Another section explains how noun-self pronouns are used by “xenic” individuals whose gender does not fit within “the Western human binary of gender alignments.” The webpage adds: “For example, someone who is catgender may use nya/nyan pronouns.” Catgender, it says, is someone who “strongly identifies” with cats or other felines and those who “may experience delusions relating to being a cat or other feline.” The word nyan is Japanese for “meow.”
Because if you’re bent on humiliating your employees, and unmooring them from probity and any lingering realism – and if you want to make them routinely dishonest and pander to delusions, narcissism, and competitive pretension – then hey, why not go all-in?
Bristol’s guide says that if staff make a mistake by using the wrong pronoun, “it is important not to become defensive or make a big deal out of it. Simply thank the person for correcting you, apologise swiftly, and use the correct pronouns going forward.”

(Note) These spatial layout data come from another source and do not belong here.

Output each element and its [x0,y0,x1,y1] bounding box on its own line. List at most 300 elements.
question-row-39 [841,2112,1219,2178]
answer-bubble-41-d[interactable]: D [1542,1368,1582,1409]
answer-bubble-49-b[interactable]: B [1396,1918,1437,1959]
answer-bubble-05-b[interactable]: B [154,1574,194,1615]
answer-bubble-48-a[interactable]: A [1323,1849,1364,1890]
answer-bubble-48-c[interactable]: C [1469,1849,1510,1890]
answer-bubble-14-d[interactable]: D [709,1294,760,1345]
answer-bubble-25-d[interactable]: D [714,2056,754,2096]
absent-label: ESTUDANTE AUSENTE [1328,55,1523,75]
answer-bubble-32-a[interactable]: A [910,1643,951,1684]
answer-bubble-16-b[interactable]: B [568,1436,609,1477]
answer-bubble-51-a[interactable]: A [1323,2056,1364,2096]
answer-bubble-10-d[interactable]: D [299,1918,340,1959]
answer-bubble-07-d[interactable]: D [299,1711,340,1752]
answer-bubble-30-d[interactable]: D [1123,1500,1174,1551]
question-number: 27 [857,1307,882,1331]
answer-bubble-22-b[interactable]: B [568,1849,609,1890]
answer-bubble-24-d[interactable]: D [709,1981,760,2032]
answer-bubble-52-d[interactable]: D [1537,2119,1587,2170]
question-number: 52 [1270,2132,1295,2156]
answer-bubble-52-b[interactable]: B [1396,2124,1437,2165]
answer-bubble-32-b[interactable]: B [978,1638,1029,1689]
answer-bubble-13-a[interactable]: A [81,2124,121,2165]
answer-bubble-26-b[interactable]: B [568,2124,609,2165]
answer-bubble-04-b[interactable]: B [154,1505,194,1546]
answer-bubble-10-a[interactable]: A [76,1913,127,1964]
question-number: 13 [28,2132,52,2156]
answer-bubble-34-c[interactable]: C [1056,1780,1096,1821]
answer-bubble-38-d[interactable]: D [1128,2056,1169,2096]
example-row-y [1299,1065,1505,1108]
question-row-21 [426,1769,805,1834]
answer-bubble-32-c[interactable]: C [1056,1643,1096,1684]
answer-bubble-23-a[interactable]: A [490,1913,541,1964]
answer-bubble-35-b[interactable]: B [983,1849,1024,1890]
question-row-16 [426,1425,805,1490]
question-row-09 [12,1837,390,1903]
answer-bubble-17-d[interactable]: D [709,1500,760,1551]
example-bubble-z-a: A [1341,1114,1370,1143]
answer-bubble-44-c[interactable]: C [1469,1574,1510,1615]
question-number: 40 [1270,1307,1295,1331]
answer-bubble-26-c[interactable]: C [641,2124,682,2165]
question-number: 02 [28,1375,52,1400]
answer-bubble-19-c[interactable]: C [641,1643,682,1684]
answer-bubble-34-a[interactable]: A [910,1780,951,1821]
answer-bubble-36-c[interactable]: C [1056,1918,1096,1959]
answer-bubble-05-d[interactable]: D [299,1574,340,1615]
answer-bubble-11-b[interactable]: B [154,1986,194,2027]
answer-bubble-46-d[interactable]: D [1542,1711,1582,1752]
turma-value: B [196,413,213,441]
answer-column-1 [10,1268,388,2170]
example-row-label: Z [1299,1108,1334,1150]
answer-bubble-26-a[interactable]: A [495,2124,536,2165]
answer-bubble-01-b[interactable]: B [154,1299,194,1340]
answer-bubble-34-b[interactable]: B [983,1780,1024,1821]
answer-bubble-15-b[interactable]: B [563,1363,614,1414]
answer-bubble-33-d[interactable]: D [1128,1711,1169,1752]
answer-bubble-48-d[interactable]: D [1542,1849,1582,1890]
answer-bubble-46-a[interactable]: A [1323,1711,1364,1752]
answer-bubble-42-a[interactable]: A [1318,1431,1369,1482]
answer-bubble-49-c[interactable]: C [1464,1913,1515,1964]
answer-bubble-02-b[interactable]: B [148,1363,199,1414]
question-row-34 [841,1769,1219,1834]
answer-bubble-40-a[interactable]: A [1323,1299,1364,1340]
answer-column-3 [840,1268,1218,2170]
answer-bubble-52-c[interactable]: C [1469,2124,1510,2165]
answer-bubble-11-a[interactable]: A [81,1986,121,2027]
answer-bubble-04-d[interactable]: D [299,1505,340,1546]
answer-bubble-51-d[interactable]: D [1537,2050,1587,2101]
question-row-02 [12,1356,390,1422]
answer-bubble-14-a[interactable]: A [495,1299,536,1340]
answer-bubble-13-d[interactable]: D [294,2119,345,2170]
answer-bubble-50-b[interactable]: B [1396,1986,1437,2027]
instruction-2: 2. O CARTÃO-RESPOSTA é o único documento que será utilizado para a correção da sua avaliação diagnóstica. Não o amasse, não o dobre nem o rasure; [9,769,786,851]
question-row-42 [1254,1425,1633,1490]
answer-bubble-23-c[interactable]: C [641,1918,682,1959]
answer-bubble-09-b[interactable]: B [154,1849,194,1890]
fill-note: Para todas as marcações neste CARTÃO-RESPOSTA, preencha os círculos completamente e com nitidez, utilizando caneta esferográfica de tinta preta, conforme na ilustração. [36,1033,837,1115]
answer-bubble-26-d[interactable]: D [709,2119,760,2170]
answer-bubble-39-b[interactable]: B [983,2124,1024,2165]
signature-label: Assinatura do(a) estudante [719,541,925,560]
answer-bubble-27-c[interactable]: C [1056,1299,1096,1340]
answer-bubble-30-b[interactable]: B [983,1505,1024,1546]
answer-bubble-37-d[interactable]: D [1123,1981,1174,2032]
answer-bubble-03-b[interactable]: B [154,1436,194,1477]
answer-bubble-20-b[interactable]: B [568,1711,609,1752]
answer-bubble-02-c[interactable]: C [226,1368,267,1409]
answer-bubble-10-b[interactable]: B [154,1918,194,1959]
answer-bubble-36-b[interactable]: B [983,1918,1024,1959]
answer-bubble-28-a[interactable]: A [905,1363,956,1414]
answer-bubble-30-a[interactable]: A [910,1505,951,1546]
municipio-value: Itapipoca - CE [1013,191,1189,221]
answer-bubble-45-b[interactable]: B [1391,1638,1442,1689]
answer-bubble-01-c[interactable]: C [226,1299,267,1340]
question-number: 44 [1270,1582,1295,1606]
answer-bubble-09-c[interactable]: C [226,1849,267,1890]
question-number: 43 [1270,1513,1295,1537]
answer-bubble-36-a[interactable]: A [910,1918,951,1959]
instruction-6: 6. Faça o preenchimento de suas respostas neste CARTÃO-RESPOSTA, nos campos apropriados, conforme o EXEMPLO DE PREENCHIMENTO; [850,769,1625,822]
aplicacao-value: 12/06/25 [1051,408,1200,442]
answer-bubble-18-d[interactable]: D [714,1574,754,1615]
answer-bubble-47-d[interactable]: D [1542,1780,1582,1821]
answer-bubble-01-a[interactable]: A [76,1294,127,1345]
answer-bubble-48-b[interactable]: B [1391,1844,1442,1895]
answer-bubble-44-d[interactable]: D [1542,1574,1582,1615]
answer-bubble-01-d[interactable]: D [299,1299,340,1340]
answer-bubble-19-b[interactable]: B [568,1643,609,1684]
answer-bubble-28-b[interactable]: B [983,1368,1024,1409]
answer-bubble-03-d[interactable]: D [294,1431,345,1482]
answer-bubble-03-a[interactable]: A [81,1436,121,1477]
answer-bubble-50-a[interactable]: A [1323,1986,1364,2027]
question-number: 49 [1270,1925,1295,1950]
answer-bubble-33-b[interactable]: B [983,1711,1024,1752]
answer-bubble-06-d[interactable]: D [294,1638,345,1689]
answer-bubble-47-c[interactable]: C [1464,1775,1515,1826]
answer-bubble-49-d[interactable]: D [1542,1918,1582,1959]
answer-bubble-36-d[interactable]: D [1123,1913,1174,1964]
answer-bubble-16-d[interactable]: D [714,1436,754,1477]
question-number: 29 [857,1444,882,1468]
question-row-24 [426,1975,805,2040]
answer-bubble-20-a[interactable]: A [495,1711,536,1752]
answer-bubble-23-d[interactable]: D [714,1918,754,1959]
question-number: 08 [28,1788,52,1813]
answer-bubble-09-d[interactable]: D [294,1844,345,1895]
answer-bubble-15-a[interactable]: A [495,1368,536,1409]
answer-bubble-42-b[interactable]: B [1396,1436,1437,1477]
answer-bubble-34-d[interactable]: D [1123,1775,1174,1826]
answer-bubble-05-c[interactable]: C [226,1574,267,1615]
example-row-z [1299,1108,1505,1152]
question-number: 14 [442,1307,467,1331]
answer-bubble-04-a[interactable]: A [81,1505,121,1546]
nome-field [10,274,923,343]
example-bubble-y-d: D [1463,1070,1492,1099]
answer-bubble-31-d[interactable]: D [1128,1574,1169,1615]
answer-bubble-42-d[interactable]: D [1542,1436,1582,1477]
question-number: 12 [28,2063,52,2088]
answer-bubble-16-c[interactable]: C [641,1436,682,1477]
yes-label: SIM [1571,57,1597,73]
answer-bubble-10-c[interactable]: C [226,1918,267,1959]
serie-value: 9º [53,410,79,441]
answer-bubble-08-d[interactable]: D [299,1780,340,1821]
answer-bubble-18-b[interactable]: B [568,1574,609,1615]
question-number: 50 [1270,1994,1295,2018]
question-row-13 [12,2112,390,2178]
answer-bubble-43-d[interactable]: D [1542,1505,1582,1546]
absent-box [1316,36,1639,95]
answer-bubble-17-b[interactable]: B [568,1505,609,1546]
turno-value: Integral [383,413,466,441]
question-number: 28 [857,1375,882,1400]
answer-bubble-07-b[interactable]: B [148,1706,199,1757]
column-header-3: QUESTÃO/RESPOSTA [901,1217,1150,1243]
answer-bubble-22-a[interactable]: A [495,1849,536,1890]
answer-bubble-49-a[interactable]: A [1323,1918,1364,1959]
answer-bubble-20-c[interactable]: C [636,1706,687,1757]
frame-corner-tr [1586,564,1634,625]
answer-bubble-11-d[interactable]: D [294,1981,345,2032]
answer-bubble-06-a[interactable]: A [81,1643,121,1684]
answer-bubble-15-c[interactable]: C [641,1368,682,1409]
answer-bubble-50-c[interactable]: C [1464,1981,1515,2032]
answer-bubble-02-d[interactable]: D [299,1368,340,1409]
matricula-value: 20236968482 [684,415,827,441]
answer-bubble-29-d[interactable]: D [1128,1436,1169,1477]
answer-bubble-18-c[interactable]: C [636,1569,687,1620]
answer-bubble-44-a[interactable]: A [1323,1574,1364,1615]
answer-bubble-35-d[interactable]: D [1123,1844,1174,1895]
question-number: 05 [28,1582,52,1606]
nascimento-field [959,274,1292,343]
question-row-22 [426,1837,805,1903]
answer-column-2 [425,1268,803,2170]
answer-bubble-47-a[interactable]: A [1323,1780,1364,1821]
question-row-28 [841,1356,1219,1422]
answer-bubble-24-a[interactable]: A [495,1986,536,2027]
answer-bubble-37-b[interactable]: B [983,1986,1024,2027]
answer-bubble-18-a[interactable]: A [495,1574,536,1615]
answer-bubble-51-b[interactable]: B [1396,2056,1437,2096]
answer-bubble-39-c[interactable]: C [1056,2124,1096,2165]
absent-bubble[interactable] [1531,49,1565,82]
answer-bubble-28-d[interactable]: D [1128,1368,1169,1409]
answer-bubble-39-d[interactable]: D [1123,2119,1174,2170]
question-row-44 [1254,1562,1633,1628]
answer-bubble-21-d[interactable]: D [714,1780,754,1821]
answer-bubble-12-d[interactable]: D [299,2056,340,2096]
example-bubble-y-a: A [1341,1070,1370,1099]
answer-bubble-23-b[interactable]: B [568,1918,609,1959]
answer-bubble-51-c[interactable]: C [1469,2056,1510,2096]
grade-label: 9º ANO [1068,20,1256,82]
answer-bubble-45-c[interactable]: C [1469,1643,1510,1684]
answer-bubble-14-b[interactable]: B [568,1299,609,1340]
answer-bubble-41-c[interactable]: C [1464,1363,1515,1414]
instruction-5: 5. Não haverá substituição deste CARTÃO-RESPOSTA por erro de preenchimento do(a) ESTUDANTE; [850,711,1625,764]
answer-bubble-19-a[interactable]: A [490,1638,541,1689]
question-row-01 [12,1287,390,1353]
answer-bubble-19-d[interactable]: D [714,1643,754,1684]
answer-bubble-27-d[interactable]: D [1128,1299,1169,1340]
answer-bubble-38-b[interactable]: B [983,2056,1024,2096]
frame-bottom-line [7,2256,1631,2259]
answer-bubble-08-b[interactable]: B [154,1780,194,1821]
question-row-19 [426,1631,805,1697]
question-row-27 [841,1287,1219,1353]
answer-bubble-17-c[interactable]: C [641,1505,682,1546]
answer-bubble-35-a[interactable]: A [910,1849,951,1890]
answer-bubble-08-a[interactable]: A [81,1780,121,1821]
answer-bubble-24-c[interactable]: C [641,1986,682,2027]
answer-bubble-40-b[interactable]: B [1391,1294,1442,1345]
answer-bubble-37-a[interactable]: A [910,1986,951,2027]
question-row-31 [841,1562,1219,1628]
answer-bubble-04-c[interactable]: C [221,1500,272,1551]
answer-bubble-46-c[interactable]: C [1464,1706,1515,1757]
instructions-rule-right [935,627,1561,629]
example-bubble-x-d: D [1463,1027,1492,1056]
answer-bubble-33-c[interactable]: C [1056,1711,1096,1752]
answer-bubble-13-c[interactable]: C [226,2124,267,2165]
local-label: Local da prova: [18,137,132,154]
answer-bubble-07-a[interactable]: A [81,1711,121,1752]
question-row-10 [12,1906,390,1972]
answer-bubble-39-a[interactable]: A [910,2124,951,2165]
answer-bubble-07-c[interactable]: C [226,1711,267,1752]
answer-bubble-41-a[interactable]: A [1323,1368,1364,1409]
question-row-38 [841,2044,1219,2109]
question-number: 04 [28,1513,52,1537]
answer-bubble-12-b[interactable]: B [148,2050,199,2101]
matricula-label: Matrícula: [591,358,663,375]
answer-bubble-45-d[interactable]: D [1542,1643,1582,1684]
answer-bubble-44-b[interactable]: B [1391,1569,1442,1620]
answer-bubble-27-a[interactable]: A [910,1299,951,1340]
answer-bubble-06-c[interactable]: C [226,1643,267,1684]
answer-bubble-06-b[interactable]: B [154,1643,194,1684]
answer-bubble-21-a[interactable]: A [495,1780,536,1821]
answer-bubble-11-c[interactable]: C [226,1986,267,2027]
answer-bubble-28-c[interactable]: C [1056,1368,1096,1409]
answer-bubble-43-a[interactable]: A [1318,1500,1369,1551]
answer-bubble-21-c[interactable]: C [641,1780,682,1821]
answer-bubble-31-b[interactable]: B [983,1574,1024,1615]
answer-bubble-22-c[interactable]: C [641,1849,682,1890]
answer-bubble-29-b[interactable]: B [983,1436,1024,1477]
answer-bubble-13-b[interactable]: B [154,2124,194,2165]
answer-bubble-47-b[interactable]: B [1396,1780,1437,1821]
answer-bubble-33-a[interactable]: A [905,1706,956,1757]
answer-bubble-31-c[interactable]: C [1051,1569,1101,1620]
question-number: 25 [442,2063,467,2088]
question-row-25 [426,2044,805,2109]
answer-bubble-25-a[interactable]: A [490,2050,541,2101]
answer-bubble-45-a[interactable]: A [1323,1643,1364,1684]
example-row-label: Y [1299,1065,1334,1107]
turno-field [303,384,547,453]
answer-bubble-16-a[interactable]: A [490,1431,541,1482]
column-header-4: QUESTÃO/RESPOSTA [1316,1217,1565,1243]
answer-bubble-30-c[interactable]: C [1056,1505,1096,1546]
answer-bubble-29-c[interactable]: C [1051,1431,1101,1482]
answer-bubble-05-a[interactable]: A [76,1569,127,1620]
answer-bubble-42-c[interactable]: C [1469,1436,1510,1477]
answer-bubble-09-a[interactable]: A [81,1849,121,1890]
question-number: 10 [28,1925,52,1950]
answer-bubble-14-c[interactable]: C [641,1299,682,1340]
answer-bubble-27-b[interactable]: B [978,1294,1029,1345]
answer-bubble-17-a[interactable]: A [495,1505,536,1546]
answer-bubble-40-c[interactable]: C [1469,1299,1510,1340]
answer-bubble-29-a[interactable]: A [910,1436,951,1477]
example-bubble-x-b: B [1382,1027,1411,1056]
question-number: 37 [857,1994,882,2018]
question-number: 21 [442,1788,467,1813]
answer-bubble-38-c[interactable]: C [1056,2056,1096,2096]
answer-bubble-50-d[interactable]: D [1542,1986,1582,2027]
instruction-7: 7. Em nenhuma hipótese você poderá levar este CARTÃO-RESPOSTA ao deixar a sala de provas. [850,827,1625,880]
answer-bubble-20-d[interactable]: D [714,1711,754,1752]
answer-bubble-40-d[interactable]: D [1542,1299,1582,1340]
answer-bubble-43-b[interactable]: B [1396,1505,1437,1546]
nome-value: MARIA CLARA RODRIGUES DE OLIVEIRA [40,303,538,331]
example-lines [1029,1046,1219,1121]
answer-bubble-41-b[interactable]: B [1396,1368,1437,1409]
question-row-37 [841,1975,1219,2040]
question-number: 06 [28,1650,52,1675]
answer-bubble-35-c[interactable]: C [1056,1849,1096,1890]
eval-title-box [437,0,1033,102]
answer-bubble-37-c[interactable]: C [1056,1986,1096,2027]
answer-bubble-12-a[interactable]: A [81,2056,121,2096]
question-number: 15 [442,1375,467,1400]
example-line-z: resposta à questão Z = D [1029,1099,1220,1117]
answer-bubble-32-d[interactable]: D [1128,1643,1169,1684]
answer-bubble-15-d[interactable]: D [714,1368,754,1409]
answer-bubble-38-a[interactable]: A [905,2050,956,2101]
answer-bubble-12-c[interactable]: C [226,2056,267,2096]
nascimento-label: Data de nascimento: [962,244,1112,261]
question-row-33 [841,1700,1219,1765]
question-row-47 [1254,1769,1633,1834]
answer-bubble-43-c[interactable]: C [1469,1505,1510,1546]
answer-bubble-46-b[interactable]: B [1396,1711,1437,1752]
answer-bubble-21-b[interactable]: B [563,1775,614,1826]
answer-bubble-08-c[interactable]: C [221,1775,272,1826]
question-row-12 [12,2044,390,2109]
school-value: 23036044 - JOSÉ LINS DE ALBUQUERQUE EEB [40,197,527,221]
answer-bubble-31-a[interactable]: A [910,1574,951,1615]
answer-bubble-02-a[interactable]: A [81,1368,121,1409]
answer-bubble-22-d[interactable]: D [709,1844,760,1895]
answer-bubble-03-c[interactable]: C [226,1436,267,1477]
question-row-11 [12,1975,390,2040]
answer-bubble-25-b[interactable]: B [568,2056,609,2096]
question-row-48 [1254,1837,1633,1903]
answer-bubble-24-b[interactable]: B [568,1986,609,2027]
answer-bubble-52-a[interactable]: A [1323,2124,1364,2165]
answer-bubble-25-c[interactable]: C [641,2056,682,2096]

Other, less dementing options are, of course, available. At the time of writing.
Also, open thread.
What happened to the last couple of dozen comments?
David, a large number of comments have suddenly disappeared.
The most recent that is still visible was posted by Karl at 15:12.
And…now those comments are back. But only after I hit Refresh many times and then posted a comment.
pst314: yes, of course I knew that you hadn’t quoted him to agree with him. Didn’t mean to imply otherwise.
It’s so easy to misunderstand and to be misunderstood. Especially on the internet where all we have is text. No tone of voice, no body language…
This isn’t just sand in the gears of society, it’s crowbars to tear it apart and beat the recalcitrant who won’t get in line.
Let us recall how societies have traditionally dealt with such vandals.
“Let us recall how societies have traditionally dealt with such vandals.” Rome tried bribing the Vandals, but it didn’t go well…
In other news, a wise guy and a wise man are NOT the same. I’ll be here all week–try the veal!
Let us recall how societies have traditionally dealt with such vandals.
Hemlock?
I am unqueer gendercat! Bow to my superior sensibilities! And give me tuna! ( I like the Starkist Ranch flavor packets, or the canned tuna packed in olive oil, please.)
The Unqueer Gendercats would be a good band name. As, for that matter, would be the Ranch Tuna Packets.
Rome tried bribing the Vandals, but it didn’t go well…
And now our Betters tell us that we must not say “vandals”, we must say “artists”.
or the canned tuna packed in olive oil, please.
No! That’s mine! Mine! All mine!
No! That’s mine! Mine! All mine!
[ Look in pantry. Counts cans of tuna. Then checks that anti-Hobbes traps are set. ]
No! That’s mine! Mine! All mine!
https://www.youtube.com/watch?v=H4BNbHBcnDI
Nothing more pathetic than an adult pretending to be a fuzzy little animal.